The shopman won the first game and the gentleman made them drink a sup of the whiskey.
They played again and the shopman won the second game. Then the gentleman made him drink a sup more of the whiskey.
As they were playing the third game the shopman and his wife got sick on the cloth, and the boy picked it up and carried it into the yard, for the gentleman had let him know what he was to do. Then he found the heart of the bird and he ate it, and the next morning when he turned in his bed there was a purse of gold under him.
That is my story.
When the steamer is expected I rarely fail to visit the boat-slip, as the men usually collect when she is in the offing, and lie arguing among their curaghs till she has made her visit to the south island, and is seen coming towards us.

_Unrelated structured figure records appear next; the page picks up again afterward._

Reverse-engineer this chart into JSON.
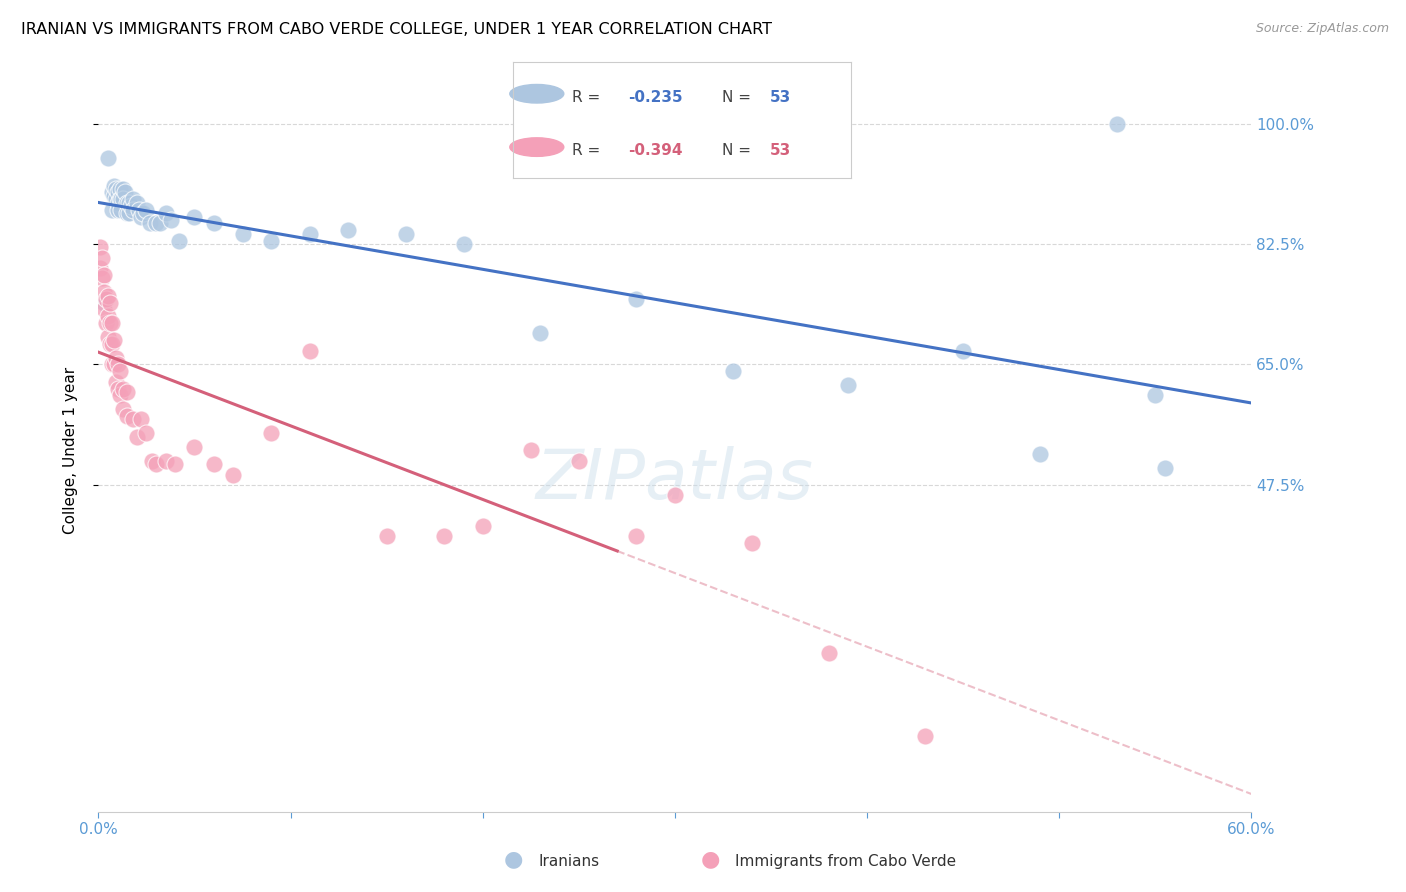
{
  "title": "IRANIAN VS IMMIGRANTS FROM CABO VERDE COLLEGE, UNDER 1 YEAR CORRELATION CHART",
  "source": "Source: ZipAtlas.com",
  "ylabel": "College, Under 1 year",
  "xlim": [
    0.0,
    0.6
  ],
  "ylim": [
    0.0,
    1.05
  ],
  "xtick_positions": [
    0.0,
    0.1,
    0.2,
    0.3,
    0.4,
    0.5,
    0.6
  ],
  "xticklabels": [
    "0.0%",
    "",
    "",
    "",
    "",
    "",
    "60.0%"
  ],
  "ytick_positions": [
    0.475,
    0.65,
    0.825,
    1.0
  ],
  "yticklabels": [
    "47.5%",
    "65.0%",
    "82.5%",
    "100.0%"
  ],
  "blue_R": "-0.235",
  "blue_N": "53",
  "pink_R": "-0.394",
  "pink_N": "53",
  "blue_dot_color": "#adc6e0",
  "blue_line_color": "#4472c4",
  "pink_dot_color": "#f4a0b8",
  "pink_line_color": "#d4607a",
  "axis_color": "#5b9bd5",
  "grid_color": "#d8d8d8",
  "background_color": "#ffffff",
  "watermark": "ZIPatlas",
  "legend_label_blue": "Iranians",
  "legend_label_pink": "Immigrants from Cabo Verde",
  "blue_x": [
    0.003,
    0.005,
    0.007,
    0.007,
    0.008,
    0.008,
    0.009,
    0.009,
    0.01,
    0.01,
    0.01,
    0.011,
    0.011,
    0.012,
    0.012,
    0.013,
    0.013,
    0.014,
    0.015,
    0.015,
    0.016,
    0.016,
    0.017,
    0.018,
    0.018,
    0.02,
    0.021,
    0.022,
    0.023,
    0.025,
    0.027,
    0.03,
    0.032,
    0.035,
    0.038,
    0.042,
    0.05,
    0.06,
    0.075,
    0.09,
    0.11,
    0.13,
    0.16,
    0.19,
    0.23,
    0.28,
    0.33,
    0.39,
    0.45,
    0.49,
    0.53,
    0.55,
    0.555
  ],
  "blue_y": [
    0.74,
    0.95,
    0.9,
    0.875,
    0.91,
    0.895,
    0.905,
    0.89,
    0.9,
    0.885,
    0.875,
    0.905,
    0.89,
    0.89,
    0.875,
    0.905,
    0.89,
    0.9,
    0.885,
    0.87,
    0.885,
    0.87,
    0.88,
    0.89,
    0.875,
    0.885,
    0.875,
    0.865,
    0.87,
    0.875,
    0.855,
    0.855,
    0.855,
    0.87,
    0.86,
    0.83,
    0.865,
    0.855,
    0.84,
    0.83,
    0.84,
    0.845,
    0.84,
    0.825,
    0.695,
    0.745,
    0.64,
    0.62,
    0.67,
    0.52,
    1.0,
    0.605,
    0.5
  ],
  "pink_x": [
    0.001,
    0.001,
    0.002,
    0.002,
    0.003,
    0.003,
    0.003,
    0.004,
    0.004,
    0.005,
    0.005,
    0.005,
    0.006,
    0.006,
    0.006,
    0.007,
    0.007,
    0.007,
    0.008,
    0.008,
    0.009,
    0.009,
    0.01,
    0.01,
    0.011,
    0.011,
    0.013,
    0.013,
    0.015,
    0.015,
    0.018,
    0.02,
    0.022,
    0.025,
    0.028,
    0.03,
    0.035,
    0.04,
    0.05,
    0.06,
    0.07,
    0.09,
    0.11,
    0.15,
    0.18,
    0.2,
    0.225,
    0.25,
    0.28,
    0.3,
    0.34,
    0.38,
    0.43
  ],
  "pink_y": [
    0.82,
    0.79,
    0.805,
    0.775,
    0.78,
    0.755,
    0.73,
    0.745,
    0.71,
    0.75,
    0.72,
    0.69,
    0.74,
    0.71,
    0.68,
    0.71,
    0.68,
    0.65,
    0.685,
    0.65,
    0.66,
    0.625,
    0.65,
    0.615,
    0.64,
    0.605,
    0.615,
    0.585,
    0.61,
    0.575,
    0.57,
    0.545,
    0.57,
    0.55,
    0.51,
    0.505,
    0.51,
    0.505,
    0.53,
    0.505,
    0.49,
    0.55,
    0.67,
    0.4,
    0.4,
    0.415,
    0.525,
    0.51,
    0.4,
    0.46,
    0.39,
    0.23,
    0.11
  ]
}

This morning I had a long talk with an old man who was rejoicing over the improvement he had seen here during the last ten or fifteen years.
Till recently there was no communication with the mainland except by hookers, which were usually slow, and could only make the voyage in tolerably fine weather, so that if an islander went to a fair it was often three weeks before he could return. Now, however, the steamer comes here twice in the week, and the voyage is made in three or four hours.

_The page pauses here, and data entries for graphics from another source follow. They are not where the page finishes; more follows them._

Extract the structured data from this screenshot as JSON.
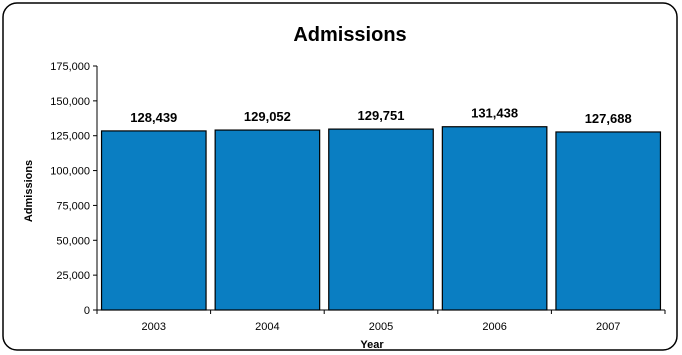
{
  "chart_data": {
    "type": "bar",
    "title": "Admissions",
    "xlabel": "Year",
    "ylabel": "Admissions",
    "categories": [
      "2003",
      "2004",
      "2005",
      "2006",
      "2007"
    ],
    "values": [
      128439,
      129052,
      129751,
      131438,
      127688
    ],
    "value_labels": [
      "128,439",
      "129,052",
      "129,751",
      "131,438",
      "127,688"
    ],
    "ylim": [
      0,
      175000
    ],
    "yticks": [
      0,
      25000,
      50000,
      75000,
      100000,
      125000,
      150000,
      175000
    ],
    "ytick_labels": [
      "0",
      "25,000",
      "50,000",
      "75,000",
      "100,000",
      "125,000",
      "150,000",
      "175,000"
    ],
    "grid": false,
    "legend": "none",
    "bar_color": "#0A7EC2",
    "bar_edge_color": "#000000"
  }
}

The pier on this island is also a novelty, and is much thought of, as it enables the hookers that still carry turf and cattle to discharge and take their cargoes directly from the shore. The water round it, however, is only deep enough for a hooker when the tide is nearly full, and will never float the steamer, so passengers must still come to land in curaghs. The boat-slip at the corner next the south island is extremely useful in calm weather, but it is exposed to a heavy roll from the south, and is so narrow that the curaghs run some danger of missing it in the tumult of the surf.